Thousands of flood victims at shelters across half of Bangladesh are unwilling to leave for home though rivers have receded as forecasters warned that there might be another spell of flood at the end of this month.
The latest Met Office forecast about a new spell of flood came as a shock to people for the ongoing flood passed its 42nd day on Friday, when it was still far from over with a dozen rivers still spilling their banks at 16 places of the affected 33 districts.
At seven of the places, the rivers overflowed their danger marks by half a meter or more while at four other places the water level stayed close to half a meter above their danger marks until Friday.
‘We are still surrounded by water and have heard that there is a possibility of another round of flooding soon. I don’t think it’s time to go back home,’ said Sharifa Begum, who has been living on an embankment by the Dharla River in Kurigram for about a month now.
Bangladesh Meteorological Department in its monthly outlook for August predicted that the ongoing flood might come to an end by the middle of the month but another spell of flood might follow at the end of the month because of heavy monsoon rains.
The new flood might affect the country’s northern, north-eastern and south-eastern regions, said the BMD outlook issued on August 3.
‘It looks like that the break before the next flood would be very short,’ meteorologist Abdul Mannan told .
Met Officials said that their monthly outlook was prepared in consultation with the Flood Forecasting and Warning Centre.
The FFWC gave its last medium-range forecast valid for 10 days on July 27, 11 days ago.
Bangladesh, draining much of the 1.7-million square kilometre Ganges-Brahmaputra-Meghna basin, is no stranger to multiple spells of monsoon flooding.
This year monsoon arrived in the basin earlier than usual causing heavy rains.
Historically July is the wettest monsoon month in the basin but floods often occur in late August through September.
On Friday, India Meteorological Department said that most areas in the upstream such as Arunachal Pradesh, West Bengal and Sikkim and Assam and Meghalaya were likely to experience widespread rains until Tuesday.
There is the likelihood of fairly widespread rains in many areas in Gangetic West Bengal and Bihar as well over the same period of time, said the IMD.
Bangladesh Water Development Board’s northern region chief Jyoti Prashad Ghosh said that 42,260 people were still living on embankments in the region.
‘Flood waters are receding very slowly and people are unwilling to go back home unless they are sure that there is no possibility of further flooding very soon,’ he said.
According to the National Disaster Response Coordination Centre, more than 69,494 people are living at 1,452 flood shelters in the flood affected districts.
The receding rivers continued to cause erosion across flood-hit areas with 196 houses devoured by the rivers between Thursday and Friday in Rangpur division alone.

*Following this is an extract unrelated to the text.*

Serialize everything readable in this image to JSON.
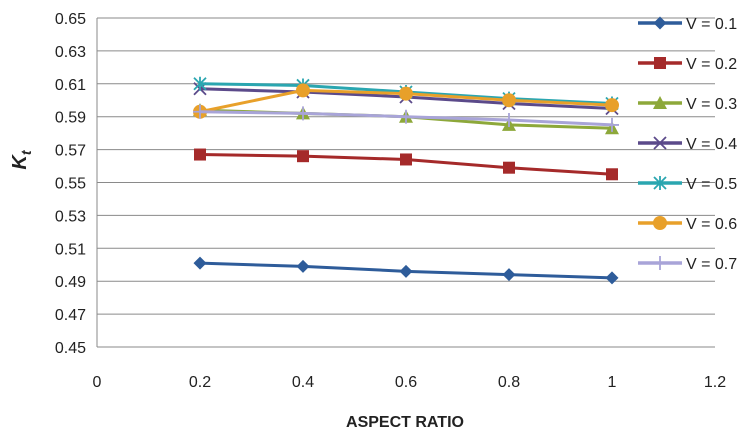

The ongoing flood has already become the worst of all floods that occurred in flood-prone Bangladesh over the last two decades with 54,273 houses lost to erosion in nine flood-ravaged districts of Rangpur division alone.
Northern Bangladesh farmers have lost 5,165 hectares of land to erosion so far, according to the Department of Agricultural Extension, Rangpur Division.
The New Age correspondent in Munshiganj reported that hundreds of families were still at dozens of shelters in the district.
Dhaka district relief and rehabilitation officer Mohammad Hossain said that the flood situation in the district did not improve much with rivers around it swelling.
A Flood Forecasting and Warning Centre bulletin said that five of the six rivers around Dhaka receded more or less between Thursday and Friday.
The Turag kept swelling, said the bulletin.
The FFWC predicted that the rivers around Dhaka might continue receding until Sunday.
It said that the flood-affected people in the Dhaka city corporations might see water recede on Saturday.
Over 5.5 million people have already been affected by the flood while 161 got killed because of flood-related causes.
The protracted flood has exposed people to severe food and drinking water shortage.
Lack of healthcare access and sanitation exacerbated the problem with a large number of people becoming ill with many water-borne diseases.